Notons néanmoins que les droits et biens acquis par l'agent des sûretés dans l'exercice de sa mission pourront être saisis par les titulaires de créances nées de leur conservation ou de leur gestion, à l'instar du fiduciaire (article 2488-10 alinéa 1 du Code civil).

La réforme opérée par l'ordonnance emprunte aux mécanismes de la fiducie (comme cela aurait dû être le cas dans le cadre de la loi du 19 février 2007 sur la fiducie) et évoque la responsabilité de l'agent des sûretés dans l'exercice de sa mission. L'agent des sûretés est ainsi responsable, sur son patrimoine propre, des fautes qu'il commet dans l'exercice de sa mission (article 2488-12 du Code civil). Doté des pouvoirs d'un fiduciaire, l'agent des sûretés est corrélativement responsable, selon le Rapport au président de la République sur l'ordonnance, "dans les conditions du droit commun, étant rappelé que les clauses limitatives ou élusives de responsabilité contractuelle sont valables en droit français".
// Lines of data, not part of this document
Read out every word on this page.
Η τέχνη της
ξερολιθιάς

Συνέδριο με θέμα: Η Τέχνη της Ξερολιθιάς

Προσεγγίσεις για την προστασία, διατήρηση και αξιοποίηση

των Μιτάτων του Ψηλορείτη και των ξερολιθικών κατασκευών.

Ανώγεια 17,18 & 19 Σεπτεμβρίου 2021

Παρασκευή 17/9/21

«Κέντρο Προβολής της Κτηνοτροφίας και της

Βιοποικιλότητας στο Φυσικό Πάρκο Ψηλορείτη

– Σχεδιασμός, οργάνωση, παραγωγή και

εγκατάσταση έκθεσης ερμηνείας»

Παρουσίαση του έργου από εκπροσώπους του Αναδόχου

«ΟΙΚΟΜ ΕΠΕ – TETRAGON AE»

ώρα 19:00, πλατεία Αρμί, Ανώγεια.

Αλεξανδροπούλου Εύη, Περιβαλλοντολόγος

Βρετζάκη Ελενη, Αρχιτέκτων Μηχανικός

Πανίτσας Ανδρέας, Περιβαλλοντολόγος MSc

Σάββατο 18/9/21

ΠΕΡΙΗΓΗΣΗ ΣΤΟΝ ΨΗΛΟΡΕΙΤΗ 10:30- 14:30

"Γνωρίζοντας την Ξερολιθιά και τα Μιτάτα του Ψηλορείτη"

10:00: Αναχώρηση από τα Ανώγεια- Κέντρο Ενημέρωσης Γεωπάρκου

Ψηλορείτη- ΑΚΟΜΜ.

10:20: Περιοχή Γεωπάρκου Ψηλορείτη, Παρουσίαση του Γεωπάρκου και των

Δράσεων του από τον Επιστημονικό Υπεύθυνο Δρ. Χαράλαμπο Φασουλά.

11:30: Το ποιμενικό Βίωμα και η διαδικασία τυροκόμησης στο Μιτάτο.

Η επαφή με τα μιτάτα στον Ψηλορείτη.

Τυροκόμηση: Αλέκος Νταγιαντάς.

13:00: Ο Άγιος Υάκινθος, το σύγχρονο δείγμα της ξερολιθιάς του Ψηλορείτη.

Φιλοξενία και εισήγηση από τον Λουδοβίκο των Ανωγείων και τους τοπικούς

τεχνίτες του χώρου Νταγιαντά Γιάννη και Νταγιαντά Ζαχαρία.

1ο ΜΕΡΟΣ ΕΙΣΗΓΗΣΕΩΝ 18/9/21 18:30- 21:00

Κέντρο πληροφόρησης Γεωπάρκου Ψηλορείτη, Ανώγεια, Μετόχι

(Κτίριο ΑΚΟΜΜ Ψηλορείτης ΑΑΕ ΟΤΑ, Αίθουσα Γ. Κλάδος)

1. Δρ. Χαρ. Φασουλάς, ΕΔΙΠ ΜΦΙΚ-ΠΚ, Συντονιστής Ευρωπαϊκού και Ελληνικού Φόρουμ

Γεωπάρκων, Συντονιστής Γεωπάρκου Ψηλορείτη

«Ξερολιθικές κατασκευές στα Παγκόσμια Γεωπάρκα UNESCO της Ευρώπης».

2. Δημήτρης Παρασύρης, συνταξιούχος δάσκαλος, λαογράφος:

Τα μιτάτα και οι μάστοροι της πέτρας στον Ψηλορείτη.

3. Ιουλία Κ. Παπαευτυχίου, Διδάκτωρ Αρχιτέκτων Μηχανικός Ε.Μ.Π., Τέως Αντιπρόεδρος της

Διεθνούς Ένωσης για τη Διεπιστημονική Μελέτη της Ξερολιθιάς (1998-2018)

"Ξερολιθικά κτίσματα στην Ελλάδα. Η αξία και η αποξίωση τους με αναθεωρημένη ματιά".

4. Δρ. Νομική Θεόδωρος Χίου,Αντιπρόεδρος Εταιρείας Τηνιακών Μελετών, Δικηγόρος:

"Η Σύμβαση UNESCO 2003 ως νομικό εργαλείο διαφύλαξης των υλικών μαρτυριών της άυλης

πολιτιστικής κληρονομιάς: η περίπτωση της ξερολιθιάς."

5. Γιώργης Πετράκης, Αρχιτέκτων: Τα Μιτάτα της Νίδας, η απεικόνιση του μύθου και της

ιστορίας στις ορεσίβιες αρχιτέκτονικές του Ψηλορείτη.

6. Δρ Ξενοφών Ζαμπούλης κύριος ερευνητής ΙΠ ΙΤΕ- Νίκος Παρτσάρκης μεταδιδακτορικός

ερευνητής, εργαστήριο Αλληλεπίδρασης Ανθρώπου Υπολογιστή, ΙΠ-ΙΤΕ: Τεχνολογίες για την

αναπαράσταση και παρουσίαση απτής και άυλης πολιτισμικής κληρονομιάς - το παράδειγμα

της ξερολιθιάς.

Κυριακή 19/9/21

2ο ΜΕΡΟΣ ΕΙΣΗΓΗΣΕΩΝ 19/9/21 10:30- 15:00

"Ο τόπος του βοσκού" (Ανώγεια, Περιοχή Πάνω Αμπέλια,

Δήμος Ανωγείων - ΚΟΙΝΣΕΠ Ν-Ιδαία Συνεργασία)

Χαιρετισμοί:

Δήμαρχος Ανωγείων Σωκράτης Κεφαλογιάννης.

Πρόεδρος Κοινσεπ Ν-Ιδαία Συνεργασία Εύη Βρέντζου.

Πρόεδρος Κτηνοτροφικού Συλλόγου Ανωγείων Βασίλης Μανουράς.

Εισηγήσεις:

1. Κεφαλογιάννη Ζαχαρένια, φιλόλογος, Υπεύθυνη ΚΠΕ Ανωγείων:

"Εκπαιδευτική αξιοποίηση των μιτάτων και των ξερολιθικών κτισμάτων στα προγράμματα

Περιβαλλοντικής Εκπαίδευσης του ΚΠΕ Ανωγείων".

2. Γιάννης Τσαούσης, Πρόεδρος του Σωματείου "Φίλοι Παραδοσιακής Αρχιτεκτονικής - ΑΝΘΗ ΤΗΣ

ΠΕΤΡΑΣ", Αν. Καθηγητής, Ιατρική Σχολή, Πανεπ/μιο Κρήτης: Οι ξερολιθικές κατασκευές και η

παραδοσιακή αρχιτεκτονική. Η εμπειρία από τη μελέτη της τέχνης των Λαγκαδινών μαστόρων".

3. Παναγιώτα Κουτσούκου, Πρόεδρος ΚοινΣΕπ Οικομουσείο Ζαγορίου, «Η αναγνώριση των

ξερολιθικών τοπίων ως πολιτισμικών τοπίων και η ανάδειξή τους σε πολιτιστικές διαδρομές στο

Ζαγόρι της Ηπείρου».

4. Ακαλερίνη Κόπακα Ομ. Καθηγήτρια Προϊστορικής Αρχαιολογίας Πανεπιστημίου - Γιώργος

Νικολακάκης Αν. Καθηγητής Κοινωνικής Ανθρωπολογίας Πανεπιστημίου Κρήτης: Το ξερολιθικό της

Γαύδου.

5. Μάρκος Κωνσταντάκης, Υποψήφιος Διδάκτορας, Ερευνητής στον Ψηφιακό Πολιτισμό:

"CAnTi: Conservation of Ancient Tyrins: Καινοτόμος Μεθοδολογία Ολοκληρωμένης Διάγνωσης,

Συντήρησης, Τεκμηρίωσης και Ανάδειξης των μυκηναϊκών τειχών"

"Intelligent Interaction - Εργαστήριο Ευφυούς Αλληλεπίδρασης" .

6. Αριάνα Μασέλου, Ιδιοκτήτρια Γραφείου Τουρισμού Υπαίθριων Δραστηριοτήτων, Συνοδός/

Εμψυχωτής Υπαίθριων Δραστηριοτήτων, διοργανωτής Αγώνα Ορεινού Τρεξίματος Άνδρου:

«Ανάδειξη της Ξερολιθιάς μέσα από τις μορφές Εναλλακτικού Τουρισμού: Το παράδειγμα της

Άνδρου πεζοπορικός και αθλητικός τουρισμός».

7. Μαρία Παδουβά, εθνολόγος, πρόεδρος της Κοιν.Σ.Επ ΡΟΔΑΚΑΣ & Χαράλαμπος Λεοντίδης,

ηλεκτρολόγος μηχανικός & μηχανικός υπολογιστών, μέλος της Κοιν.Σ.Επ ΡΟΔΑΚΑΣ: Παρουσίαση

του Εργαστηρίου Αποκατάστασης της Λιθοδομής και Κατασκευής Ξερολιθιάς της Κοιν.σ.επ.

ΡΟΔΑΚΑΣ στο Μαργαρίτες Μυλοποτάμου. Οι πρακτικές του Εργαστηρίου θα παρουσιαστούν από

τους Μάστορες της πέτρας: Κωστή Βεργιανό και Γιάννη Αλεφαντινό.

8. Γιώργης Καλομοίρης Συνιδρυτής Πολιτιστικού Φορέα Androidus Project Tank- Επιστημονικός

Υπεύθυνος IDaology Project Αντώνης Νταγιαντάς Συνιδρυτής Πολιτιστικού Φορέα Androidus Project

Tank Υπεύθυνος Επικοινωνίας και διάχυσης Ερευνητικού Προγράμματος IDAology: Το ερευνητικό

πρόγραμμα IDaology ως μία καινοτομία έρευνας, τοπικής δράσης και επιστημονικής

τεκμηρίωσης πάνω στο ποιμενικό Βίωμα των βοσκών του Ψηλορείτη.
Les praticiens du financement devront organiser et limiter cette responsabilité contractuellement, dans les limites du droit commun de la responsabilité contractuelle (faute lourde ou dolosive, et à condition qu'elles ne privent pas de sa substance l'obligation essentielle du débiteur en application de l'article 1170 du Code civil).

Enfin, l'ordonnance apporte quelques nouveautés bienvenues, destinées à combler les lacunes du régime actuel de l'article 2328-1 du Code civil, au rang desquelles figurent :

  • la capacité de l'agent des sûretés, sans avoir à justifier d'un mandat spécial, à exercer toute action pour défendre les intérêts des créanciers de l'obligation garantie et procéder à toute déclaration de créance (article 2488-9 du Code civil) ; et
  • la possibilité, pour les créanciers de l'obligation garantie, de demander en justice la désignation d'un agent des sûretés provisoire ou le remplacement de l'agent des sûretés, lorsqu’il manque à ses devoirs, met en péril les intérêts qui lui sont confiés ou fait l'objet de l'ouverture d'une procédure collective (article 2488-11 du Code civil).

Les dispositions de l'ordonnance s'appliqueront aux agents des sûretés désignés postérieurement à son entrée en vigueur, qui interviendra le 1er octobre 2017 (les agents des sûretés désignés avant le 1er octobre 2017 demeureront donc soumis au régime de la loi ancienne).